Line is about 60 people deep…and still 1 hour before doors open

I had been there once — before all the fanfare. When the line maxed out at around 40 people (Now it maxes out at 100+). We had gotten there one hour before opening. Only 8 people stood between us and destiny. Ah, but this night ’twas not to be.  For you see, children — more specifically, children not able to sit upright unassisted on a bar stool — are a prospective diner’s black raven. An inescapable source of bad luck. Ours was a 16-pound fowl with unrefined motor skills perched comfortably within his carseat.

So when the parentals recently told me they were going to Bad Saint, the writing on the wall was clear as day for me and my brother of misfortune. I only asked them to promise me a bedtime story upon their return (which they made good on), of all the wonder and merriment I would be missing out on.

It went something like this…

Once upon a time, there was a magical kingdom called Bad Saint. It was a tropical Philippine oasis in the heart of DC filled with beauty and grace — and lots of narra wood trinkets. But this was no ordinary kingdom. Not one of kings and queens nor elves and fairies. No. This was a realm governed by food — fantastical dishes come to life. Dishes you know and love turned upside-down and re-imagined.

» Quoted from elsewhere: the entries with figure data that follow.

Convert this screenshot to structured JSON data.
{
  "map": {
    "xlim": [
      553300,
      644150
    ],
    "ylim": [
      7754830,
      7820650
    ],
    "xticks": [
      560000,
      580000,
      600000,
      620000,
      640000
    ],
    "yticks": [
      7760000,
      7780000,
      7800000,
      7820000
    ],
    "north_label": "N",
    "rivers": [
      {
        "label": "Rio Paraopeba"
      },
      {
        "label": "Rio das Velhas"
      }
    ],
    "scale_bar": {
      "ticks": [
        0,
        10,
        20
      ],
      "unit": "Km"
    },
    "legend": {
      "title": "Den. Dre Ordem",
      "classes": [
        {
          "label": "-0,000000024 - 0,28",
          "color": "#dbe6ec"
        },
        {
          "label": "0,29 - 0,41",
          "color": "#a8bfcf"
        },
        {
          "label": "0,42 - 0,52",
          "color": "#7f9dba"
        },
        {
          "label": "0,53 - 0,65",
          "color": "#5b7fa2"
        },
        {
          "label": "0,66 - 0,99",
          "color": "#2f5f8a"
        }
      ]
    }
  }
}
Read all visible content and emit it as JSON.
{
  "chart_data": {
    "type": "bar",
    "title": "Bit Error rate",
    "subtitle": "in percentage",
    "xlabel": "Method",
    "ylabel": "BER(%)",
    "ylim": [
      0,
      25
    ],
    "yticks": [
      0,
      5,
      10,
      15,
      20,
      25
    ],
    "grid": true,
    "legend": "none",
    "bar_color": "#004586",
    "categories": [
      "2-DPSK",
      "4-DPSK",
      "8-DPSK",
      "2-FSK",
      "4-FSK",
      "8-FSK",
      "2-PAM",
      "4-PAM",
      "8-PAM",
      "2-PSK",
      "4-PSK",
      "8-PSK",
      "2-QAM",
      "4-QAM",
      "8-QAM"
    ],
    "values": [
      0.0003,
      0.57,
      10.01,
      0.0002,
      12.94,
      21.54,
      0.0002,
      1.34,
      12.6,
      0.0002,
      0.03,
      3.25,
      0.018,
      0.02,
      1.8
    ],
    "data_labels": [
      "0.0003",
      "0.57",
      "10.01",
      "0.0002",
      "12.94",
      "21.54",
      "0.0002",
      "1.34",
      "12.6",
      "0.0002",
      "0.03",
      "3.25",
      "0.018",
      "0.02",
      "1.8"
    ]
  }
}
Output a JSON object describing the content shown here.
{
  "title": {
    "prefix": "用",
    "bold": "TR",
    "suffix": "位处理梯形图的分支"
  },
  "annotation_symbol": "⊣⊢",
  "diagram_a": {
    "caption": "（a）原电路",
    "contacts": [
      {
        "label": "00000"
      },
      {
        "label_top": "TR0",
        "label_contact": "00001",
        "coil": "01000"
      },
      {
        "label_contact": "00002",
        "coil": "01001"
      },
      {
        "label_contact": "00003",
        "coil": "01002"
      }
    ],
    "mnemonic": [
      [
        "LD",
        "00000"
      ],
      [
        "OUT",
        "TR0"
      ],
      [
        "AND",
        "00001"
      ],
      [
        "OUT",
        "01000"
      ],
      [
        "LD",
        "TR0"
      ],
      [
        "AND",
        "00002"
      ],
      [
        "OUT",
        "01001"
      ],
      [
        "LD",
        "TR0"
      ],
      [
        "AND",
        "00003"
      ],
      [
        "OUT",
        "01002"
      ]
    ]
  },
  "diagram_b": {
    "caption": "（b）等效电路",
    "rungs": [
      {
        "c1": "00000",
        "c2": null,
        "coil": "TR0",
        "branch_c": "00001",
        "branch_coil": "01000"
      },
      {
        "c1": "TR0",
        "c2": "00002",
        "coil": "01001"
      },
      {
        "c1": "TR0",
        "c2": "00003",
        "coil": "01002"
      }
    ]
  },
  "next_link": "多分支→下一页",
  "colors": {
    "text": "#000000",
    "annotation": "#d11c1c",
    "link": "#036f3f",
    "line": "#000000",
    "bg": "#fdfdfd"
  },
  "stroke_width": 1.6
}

Like Tocino. Shiny, carmelized, and charred. Sweet and savory. He was a handsome fellow, standing proudly atop a mountain of fragrant garlic rice surrounded by his band of crispy greens and loyal duck egg, whose yolk swaddled the mountain of grain below his feet in delicious yellow velvet.

Suddenly, there emerged a passerby. Ginisang Tulya. What a wonderfully spicy character! Many  in the kingdom considered her to be one of it’s more celebrated residents. Littleneck clams still dressed in their shells of armor, adding a nuanced flavor to the creamy vermillion lake of Chinese sausage and Sichuan chile in which she bathed. A raft of “Chinese donuts” lay docked close-by to assist in lowering the lake’s tide.

Finally, Adobong Dilaw made her presence known. She was the more timid cousin of Adobo, the kingdom’s most prominent representative. Jaundiced from the turmeric but rounded in flavor, she possessed a playful tartness amidst her more serious cohorts of roasted cauliflower, squash, and eggplant.

But the night was not yet complete as Champorado made a (complimentary) appearance. Usually, thick and glutinous, he had transformed himself into an upright block of cocoa-infused grains drizzled with evaporated milk and pinipig. A sweet surprise and perfectly welcome cameo!

Delicious Filipino food from Bad Saint

Clockwise from top left: Tocino, Ginisang Tulya, Adobong Dilaw, Champorado

But then, the monsters who laid in wait outside the kingdom, pangs of hunger reverberating through their empty stomachs, burst through the gates of Bad Saint and ate everything.

The end. Goodnight. Sweet dreams.

“What the heck kind of fairytale ending was that?!”, I exclaimed. “What happened to the kingdom? And where did the monsters go after that?”

“Their ingenuity will always keep them alive.”, they said. “And the monsters? They went home to tuck their little monsters into bed, anxiously awaiting their next childless visit to the glorious kingdom of Bad Saint.”